The Second Division consisted of the regular members and in
addition Referee Howard A.~Johnson when award was rendered.
SYSTEM FEDERATION NO. 156, RAILWAY EMPLOYES'
DEPARTMENT, AFL-CIO (Carmen)
Article II of the November 21, 1964 Agreement merely expanded the above rule to include the employe's birthday as a holiday. Neither the basic agreement, nor the national agreement, gives the employe the right to claim two penalty days when his birthday-holiday and the recognized holiday coincide and the employe is required to work.
The National Agreement of August 21, 1954, provided that employes would be granted seven holidays and would be allowed eight hours at the pro-rata rate of the position to which assigned if any of these holidays fell during their work week. The Agreement of November 21, 1964, (Article II), gave the employes an additional holiday, i.e., their birthday, and this holiday is treated in the same manner as are the other holidays. The claimant was paid one day at the pro-rata rate for her birthday-holiday, one day at the pro-rata rate for the recognized holiday and one day at the punitive rate for working. It is our position that any other interpretation of the basic holiday rule or the National Agreement providing for the birthday-holiday would be absurd.
In the case at hand, there is only one rule in the basic agreement governing the payment for work performed on any legal holiday. It is coincidental that the claimant's birthday and the recognized holiday fell on the same day, but there is no rule in the scheduled agreement nor in the National Agreement of November 21, 1964, which requires the Carrier to pay two days' pay at the punitive rate.
Under existing rules and practices, penalty payment can only be applied once during a single tour of duty. To make the payment requested by the Brotherhood would be in violation of Rule 4, i.e., ". . , there shall be no overtime on overtime . . . ."

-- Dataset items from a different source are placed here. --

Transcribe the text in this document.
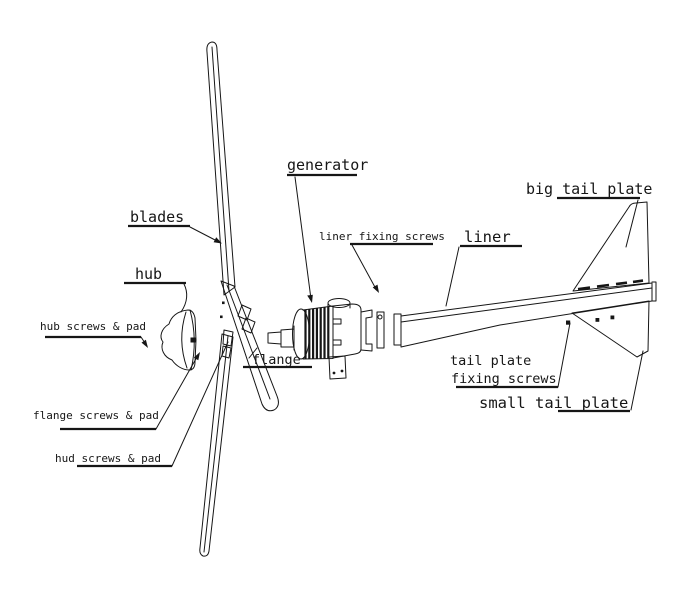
blades
hub
hub screws & pad
flange screws & pad
hud screws & pad
flange
generator
liner fixing screws liner
big tail plate
tail plate
fixing screws
small tail plate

It is interesting to note that the General Chairman has not cited any violation of a Rule in the scheduled Agreement but uses the National Agreement of November 21, 1964, as the basis for his claim. The National Agreement only granted the employes an additional holiday-it did not supersede the provisions of Rules 4 and 5 of the scheduled Agreement in existence on the property.
For reasons set forth herein, there is no basis for this claim, and it should, therefore, be denied.
FINDINGS: The Second Division of the Adjustment Board, upon the whole record and all the evidence, finds that:
The carrier or carriers and the employe or employes involved in this dispute are respectively carrier and employe within the meaning of the Railway Labor Act as approved June 21, 1934.
This Division of the Adjustment Board has jurisdiction over the dispute involved herein.
This claim involves a different Carrier and a different Organization from those in Award No. 5237, but provisions of Article II, Section 6 of the National Mediation Agreement of November 21, 1964, identical with provisions of the National Mediation Agreement of February 21, 1964, identical with provisions of the National Mediation Agreement of February 4, 1965, essentially similar rules of the Holiday and current Agreements, and similar facts, Claimant's birthday falling on New Year's day.
Consequently it necessitates the same disposition in accordance with the Third Division and Third Division (Supplemental) Awards cited in the above numbered award of this Division.